French President Emmanuel Macron’s centrist party won a massive majority in parliamentary elections yesterday, early projections showed, dominating the country’s traditional forces in a dramatic re-drawing of the political map.
Macron’s year-old Republic on the Move (LREM, La Republique en Marche) and their allies were set to win between 355 and 425 seats in the 577-seat National Assembly, according to partial results after the second round of an election in which many high-profile figures were thrown out.
The result, if confirmed, would give 39-year-old Macron one of France’s biggest post-war majorities, strengthening his hand in implementing his business-friendly, pro-EU programme.
But turnout was estimated to be extremely low, at around 44%, giving his critics grounds to claim that he has no groundswell of support.
The assembly is set to be transformed with a new generation of lawmakers – younger, more ethnically diverse and with far more women than the outgoing parliament.
The scale of the change is forecast to be so large that some observers have compared the overhaul to 1958, the start of the present presidential system, or even the post-war rebirth of French democracy in 1945.
Just months ago, Macron was given little chance of becoming president, never mind dominating parliament, but he and the movement he founded 16 months ago have tapped into widespread desire for change.
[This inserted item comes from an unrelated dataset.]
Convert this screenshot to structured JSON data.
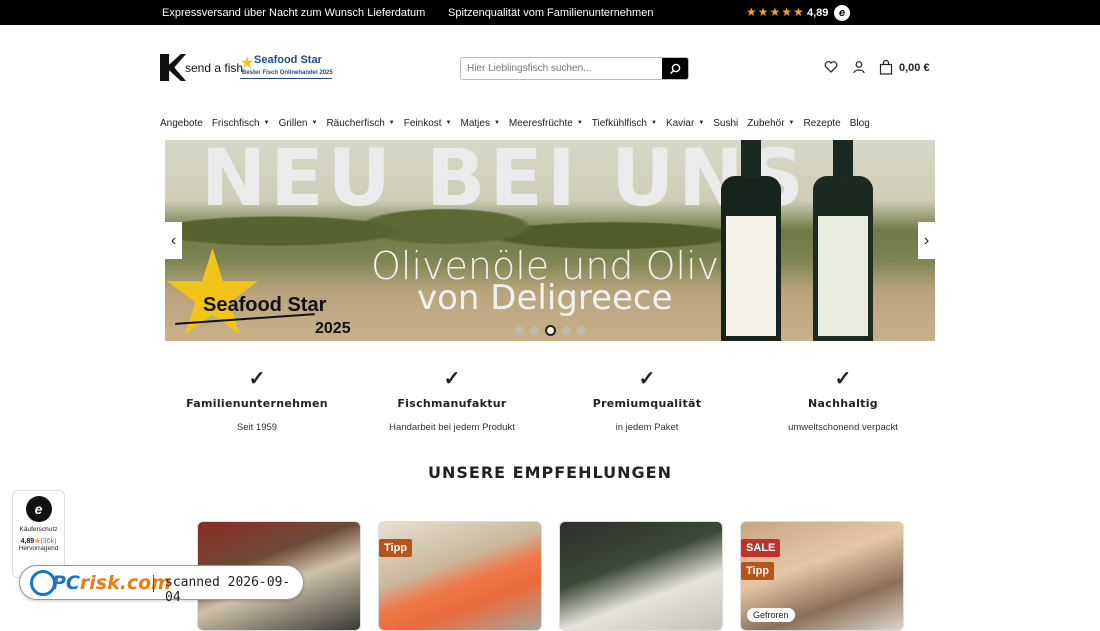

His party dominated France’s traditional parties, the right-wing Republicans and Socialists, but also the far-right National Front (FN) of defeated presidential candidate Marine Le Pen which fell far short of its target.
The Socialists were the biggest losers of the night, punished by association with years of high unemployment, social unrest and lost national confidence.
The party lost around 200 seats after five years in power under former president Francois Hollande, leaving them with only around 27 to 49 seats.
The Republicans hung on to between 97 and 130 seats, down from over 200 in the last parliament, and remain the main opposition party.
Le Pen’s FN were only expected to win four to eight seats but she was elected an MP.
But despite the zest for political renewal, the vote failed to generate much excitement.
Official statistics showed turnout at a near 60-year low, revealing a high degree of election fatigue after four votes in under two months.
“People are tired of always seeing the same faces,” said Natacha Dumay, a 59-year-old teacher voting in the northeastern Paris suburb of Pantin where Socialist former justice minister Elisabeth Guigou was voted out a week ago.
“Even if we don’t know the new faces it’s not important. We’re not voting for individuals but for a programme,” Dumay added.
Turnout will be closely watched after it hit a near 60-year low in the June 11 first round of voting, leading some to warn Macron that his mandate is not as strong as he thinks.
LREM won 32% of the votes cast in the first round, but this represented only about 15% of registered voters.
“Go and vote!” Prime Minister Edouard Philippe urged on Thursday, calling it both “a right and a responsibility”.
Around half of LREM’s candidates are virtual unknowns drawn from diverse fields of academia, business or local activism.
They include a mathematician, a female bullfighter and a former Rwandan orphan.
The other half are a mix of centrists and moderate left- and right-wing politicians drawn from established parties including ally MoDem.
Le Pen’s victory was a rare bright spot for Le Pen’s nationalist and anti-EU party which was once hoping to emerge as the principal opposition to Macron but is now expected to have only a handful of lawmakers.
The hard-left France Unbowed is also struggling to maintain the momentum it had during the presidential election.
Jean-Luc Melenchon, the firebrand leader of the movement, is running for election in the southern city of Marseille on a promise to lead resistance to Macron’s radical labour market reforms.
Apart from loosening labour laws to try to boost employment, Macron also plans measures to deepen European integration and an overhaul of the social security system.
He has vowed to take on French unions by creating a system of “flexi-security” inspired by Scandinavian countries which combines a solid state-funded safety net with company-friendly legislation.
His confident start at home, where he has concentrated on trying to restore the lost prestige of the president, and his decisive action on the international stage has led to a host of positive headlines.